Motivations. A frequently used approach for detecting potential coding regions is to search for stop codons. In the standard genetic code 3 out of 64 trinucleotides are stop codons. Hence, in random or non-coding DNA one can expect every 21st trinucleotide to be equivalent to a stop codon. In contrast, the open reading frames (ORFs) of most protein coding genes are considerably longer. Thus, the stop codon frequency in coding sequences deviates from the background frequency of the corresponding trinucleotides. This has been utilized for gene prediction, in particular, in detecting ORFs. Traditional methods based on stop codon frequency are based on the assumption that the GC content is about 50 %. However, many genomes show significant deviations from that value.

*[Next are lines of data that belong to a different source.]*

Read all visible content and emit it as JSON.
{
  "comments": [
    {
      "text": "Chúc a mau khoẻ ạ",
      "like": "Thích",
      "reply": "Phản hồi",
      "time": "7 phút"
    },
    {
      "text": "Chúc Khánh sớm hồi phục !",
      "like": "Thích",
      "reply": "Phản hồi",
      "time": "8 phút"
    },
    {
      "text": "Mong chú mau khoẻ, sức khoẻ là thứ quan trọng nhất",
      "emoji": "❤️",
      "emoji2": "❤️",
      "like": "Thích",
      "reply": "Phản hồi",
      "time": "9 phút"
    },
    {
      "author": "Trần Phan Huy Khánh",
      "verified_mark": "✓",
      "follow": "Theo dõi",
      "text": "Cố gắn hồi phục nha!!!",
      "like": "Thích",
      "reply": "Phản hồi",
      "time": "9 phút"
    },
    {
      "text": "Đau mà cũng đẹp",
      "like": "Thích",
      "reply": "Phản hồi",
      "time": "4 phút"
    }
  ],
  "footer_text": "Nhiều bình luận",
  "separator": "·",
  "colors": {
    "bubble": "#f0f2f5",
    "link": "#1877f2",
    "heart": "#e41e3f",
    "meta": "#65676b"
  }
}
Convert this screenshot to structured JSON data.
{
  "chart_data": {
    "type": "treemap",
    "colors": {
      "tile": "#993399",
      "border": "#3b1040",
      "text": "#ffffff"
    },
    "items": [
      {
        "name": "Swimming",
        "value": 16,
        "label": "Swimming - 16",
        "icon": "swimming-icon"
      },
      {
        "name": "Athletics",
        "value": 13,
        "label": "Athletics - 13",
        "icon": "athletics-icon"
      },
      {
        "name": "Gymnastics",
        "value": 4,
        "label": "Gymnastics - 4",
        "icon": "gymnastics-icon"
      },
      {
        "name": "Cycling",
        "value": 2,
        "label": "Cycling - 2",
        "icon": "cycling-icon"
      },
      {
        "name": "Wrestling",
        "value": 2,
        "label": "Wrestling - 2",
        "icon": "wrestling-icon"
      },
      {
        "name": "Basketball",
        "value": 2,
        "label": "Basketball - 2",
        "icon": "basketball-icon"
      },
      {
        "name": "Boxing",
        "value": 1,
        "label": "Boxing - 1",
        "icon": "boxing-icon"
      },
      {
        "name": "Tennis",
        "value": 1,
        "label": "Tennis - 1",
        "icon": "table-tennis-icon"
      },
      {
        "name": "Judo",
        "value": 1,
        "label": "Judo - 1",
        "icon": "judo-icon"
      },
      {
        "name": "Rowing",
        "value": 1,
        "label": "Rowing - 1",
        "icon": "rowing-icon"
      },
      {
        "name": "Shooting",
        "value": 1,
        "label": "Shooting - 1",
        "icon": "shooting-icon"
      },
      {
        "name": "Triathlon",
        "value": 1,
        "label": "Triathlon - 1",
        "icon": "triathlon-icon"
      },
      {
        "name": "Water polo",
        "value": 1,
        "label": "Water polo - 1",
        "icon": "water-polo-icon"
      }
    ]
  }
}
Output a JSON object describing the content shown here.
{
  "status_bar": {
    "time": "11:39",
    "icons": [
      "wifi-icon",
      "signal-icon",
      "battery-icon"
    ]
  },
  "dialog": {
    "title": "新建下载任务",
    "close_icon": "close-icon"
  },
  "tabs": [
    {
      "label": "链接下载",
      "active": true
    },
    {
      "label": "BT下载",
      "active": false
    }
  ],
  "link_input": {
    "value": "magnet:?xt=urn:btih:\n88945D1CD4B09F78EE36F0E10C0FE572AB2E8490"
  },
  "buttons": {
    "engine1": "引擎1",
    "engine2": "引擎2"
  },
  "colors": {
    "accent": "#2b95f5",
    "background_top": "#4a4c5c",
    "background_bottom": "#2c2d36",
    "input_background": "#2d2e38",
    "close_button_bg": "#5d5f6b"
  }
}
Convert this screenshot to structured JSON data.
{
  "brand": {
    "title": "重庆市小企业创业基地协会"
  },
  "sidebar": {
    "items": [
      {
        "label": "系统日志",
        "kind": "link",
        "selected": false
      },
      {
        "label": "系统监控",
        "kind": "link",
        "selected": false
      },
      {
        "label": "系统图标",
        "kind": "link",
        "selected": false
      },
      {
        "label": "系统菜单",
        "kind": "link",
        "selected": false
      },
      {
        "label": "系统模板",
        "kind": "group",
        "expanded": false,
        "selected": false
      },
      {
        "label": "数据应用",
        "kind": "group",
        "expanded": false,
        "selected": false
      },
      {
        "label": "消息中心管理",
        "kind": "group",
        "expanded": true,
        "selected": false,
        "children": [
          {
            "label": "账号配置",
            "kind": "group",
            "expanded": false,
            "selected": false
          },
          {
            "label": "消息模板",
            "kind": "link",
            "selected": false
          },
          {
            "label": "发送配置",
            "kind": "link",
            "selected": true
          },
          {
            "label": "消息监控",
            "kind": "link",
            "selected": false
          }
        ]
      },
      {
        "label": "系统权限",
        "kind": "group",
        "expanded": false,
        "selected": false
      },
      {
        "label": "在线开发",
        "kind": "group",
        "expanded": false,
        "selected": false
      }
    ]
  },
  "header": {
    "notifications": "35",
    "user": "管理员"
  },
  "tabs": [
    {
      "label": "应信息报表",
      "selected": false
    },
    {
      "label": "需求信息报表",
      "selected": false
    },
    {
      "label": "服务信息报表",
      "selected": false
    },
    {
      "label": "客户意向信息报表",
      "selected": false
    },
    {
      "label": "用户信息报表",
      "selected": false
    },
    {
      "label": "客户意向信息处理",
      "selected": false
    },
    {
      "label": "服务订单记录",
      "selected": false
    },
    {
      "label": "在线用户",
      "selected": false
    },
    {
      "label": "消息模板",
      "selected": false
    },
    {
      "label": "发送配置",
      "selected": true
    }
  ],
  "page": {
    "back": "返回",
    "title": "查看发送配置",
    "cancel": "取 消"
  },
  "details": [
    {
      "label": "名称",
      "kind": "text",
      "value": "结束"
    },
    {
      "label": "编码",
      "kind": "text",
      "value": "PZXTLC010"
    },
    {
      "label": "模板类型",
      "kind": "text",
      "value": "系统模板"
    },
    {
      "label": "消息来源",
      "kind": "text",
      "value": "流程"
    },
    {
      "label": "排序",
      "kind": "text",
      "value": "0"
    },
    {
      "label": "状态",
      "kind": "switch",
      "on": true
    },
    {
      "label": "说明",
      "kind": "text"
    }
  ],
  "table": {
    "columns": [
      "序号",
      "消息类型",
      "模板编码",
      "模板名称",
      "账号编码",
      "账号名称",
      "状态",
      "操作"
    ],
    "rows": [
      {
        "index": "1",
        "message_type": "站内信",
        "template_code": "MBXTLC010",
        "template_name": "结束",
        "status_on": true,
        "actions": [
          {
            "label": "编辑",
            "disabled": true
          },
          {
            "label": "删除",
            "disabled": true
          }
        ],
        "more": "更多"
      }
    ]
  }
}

Methods and Results. With the presented method we can describe the effects of GC content on the selection of appropriate length thresholds of ORFs. Conversely, for a given length threshold, we can calculate the probability of observing it in a random sequence. Thus, we can derive the maximum GC content for which ORF length is practicable as a feature for gene prediction methods and the resulting false positive rates. A rough estimate for an upper limit is a GC content of 80 %. This estimate can be made more precise by including further parameters and by taking into account start codons as well. We demonstrate the feasibility of this method by applying it to the genomes of the bacteria Rickettsia prowazekii, Escherichia coli and Caulobacter crescentus, exemplifying the effect of GC content variations according to our predictions.